The IRDAI has made it mandatory for all life insurers to offer from 1 April a standard annuity product it has developed for the average customer.
The single premium, non-linked, non-participating plan, called Saral Pension with the insurer’s name prefixed, will have simple features and standard terms and conditions. The minimum annuity payable is INR1,000 ($13.72) per month, INR3,000 per quarter, INR6,000 half yearly, and INR12,000 per annum. The purchase price, to be determined by insurers, will depend on the annuity amount. The plan is targeted at those aged between 40 and 80 years. There is no maturity benefit under the policy.
The product would reduce mis-selling as well as potential disputes between insurers and customers, the IRDAI says.
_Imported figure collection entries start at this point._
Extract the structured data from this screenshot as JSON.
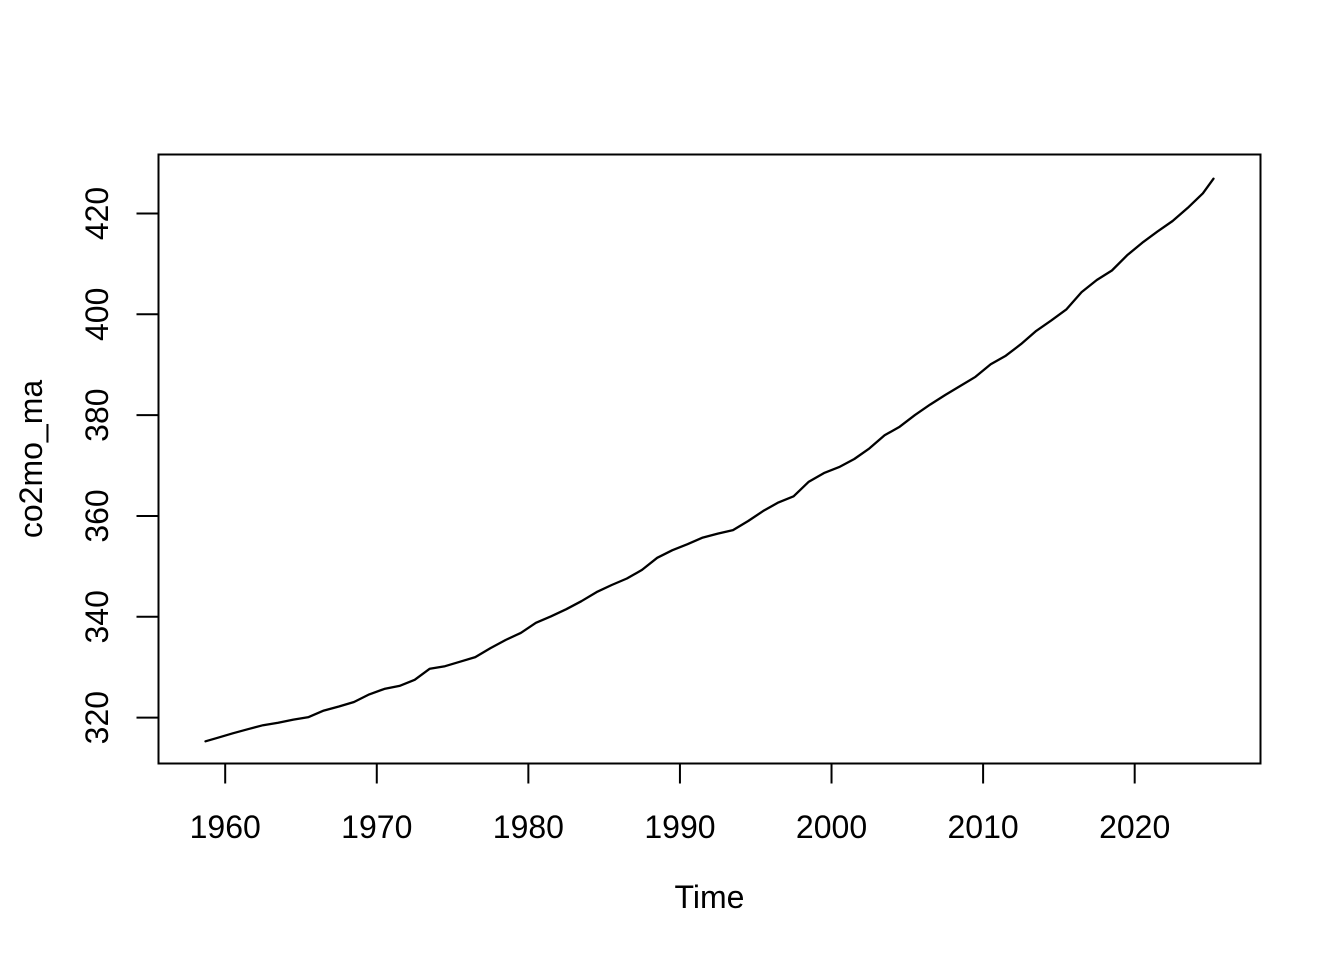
{
  "figure": {
    "background": "#ffffff",
    "line_color": "#000000",
    "axis_color": "#000000"
  },
  "chart_data": {
    "type": "line",
    "title": "",
    "xlabel": "Time",
    "ylabel": "co2mo_ma",
    "legend_position": "none",
    "grid": false,
    "x_ticks": [
      1960,
      1970,
      1980,
      1990,
      2000,
      2010,
      2020
    ],
    "y_ticks": [
      320,
      340,
      360,
      380,
      400,
      420
    ],
    "xlim": [
      1955.6,
      2028.3
    ],
    "ylim": [
      310.9,
      431.7
    ],
    "series": [
      {
        "name": "co2mo_ma",
        "points": [
          [
            1958.7,
            315.3
          ],
          [
            1959.5,
            316.0
          ],
          [
            1960.5,
            316.9
          ],
          [
            1961.5,
            317.7
          ],
          [
            1962.5,
            318.5
          ],
          [
            1963.5,
            319.0
          ],
          [
            1964.5,
            319.6
          ],
          [
            1965.5,
            320.1
          ],
          [
            1966.5,
            321.4
          ],
          [
            1967.5,
            322.2
          ],
          [
            1968.5,
            323.1
          ],
          [
            1969.5,
            324.6
          ],
          [
            1970.5,
            325.7
          ],
          [
            1971.5,
            326.3
          ],
          [
            1972.5,
            327.5
          ],
          [
            1973.5,
            329.7
          ],
          [
            1974.5,
            330.2
          ],
          [
            1975.5,
            331.1
          ],
          [
            1976.5,
            332.0
          ],
          [
            1977.5,
            333.8
          ],
          [
            1978.5,
            335.4
          ],
          [
            1979.5,
            336.8
          ],
          [
            1980.5,
            338.8
          ],
          [
            1981.5,
            340.1
          ],
          [
            1982.5,
            341.5
          ],
          [
            1983.5,
            343.1
          ],
          [
            1984.5,
            344.9
          ],
          [
            1985.5,
            346.3
          ],
          [
            1986.5,
            347.6
          ],
          [
            1987.5,
            349.3
          ],
          [
            1988.5,
            351.7
          ],
          [
            1989.5,
            353.2
          ],
          [
            1990.5,
            354.4
          ],
          [
            1991.5,
            355.7
          ],
          [
            1992.5,
            356.5
          ],
          [
            1993.5,
            357.2
          ],
          [
            1994.5,
            359.0
          ],
          [
            1995.5,
            361.0
          ],
          [
            1996.5,
            362.7
          ],
          [
            1997.5,
            363.9
          ],
          [
            1998.5,
            366.8
          ],
          [
            1999.5,
            368.5
          ],
          [
            2000.5,
            369.7
          ],
          [
            2001.5,
            371.3
          ],
          [
            2002.5,
            373.4
          ],
          [
            2003.5,
            376.0
          ],
          [
            2004.5,
            377.7
          ],
          [
            2005.5,
            380.0
          ],
          [
            2006.5,
            382.1
          ],
          [
            2007.5,
            384.0
          ],
          [
            2008.5,
            385.8
          ],
          [
            2009.5,
            387.6
          ],
          [
            2010.5,
            390.1
          ],
          [
            2011.5,
            391.8
          ],
          [
            2012.5,
            394.1
          ],
          [
            2013.5,
            396.7
          ],
          [
            2014.5,
            398.8
          ],
          [
            2015.5,
            401.0
          ],
          [
            2016.5,
            404.4
          ],
          [
            2017.5,
            406.8
          ],
          [
            2018.5,
            408.7
          ],
          [
            2019.5,
            411.7
          ],
          [
            2020.5,
            414.2
          ],
          [
            2021.5,
            416.4
          ],
          [
            2022.5,
            418.5
          ],
          [
            2023.5,
            421.1
          ],
          [
            2024.5,
            424.0
          ],
          [
            2025.2,
            426.9
          ]
        ]
      }
    ]
  }
}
The regulator says that a standard product will broadly meet the needs of an average customer who otherwise would have to select an annuity plan from among several individual immediate annuity products marketed by life insurers, with each product having its own features, terms and conditions, and annuity options.
The regulator stipulates two annuity options that can be offered.
Under the first option, there is the life annuity with a return of 100% of the purchase price. The annuity will be paid for life. In addition, 100% of the purchase price will be paid to the nominee / legal heirs on the death of the annuitant.
Under the second option, which is the joint-life last-survivor annuity with a return of 100% of the purchase price, the annuity is first paid to the annuitant for life. After the death of the annuitant, if the spouse is surviving, he/she will continue to receive the same amount of annuity for life. On the death of the spouse, the purchase price shall be payable to the nominee/legal heirs. In the case where the annuitant survives the spouse, the purchase price shall be payable to the nominee/legal heirs on the death of the annuitant.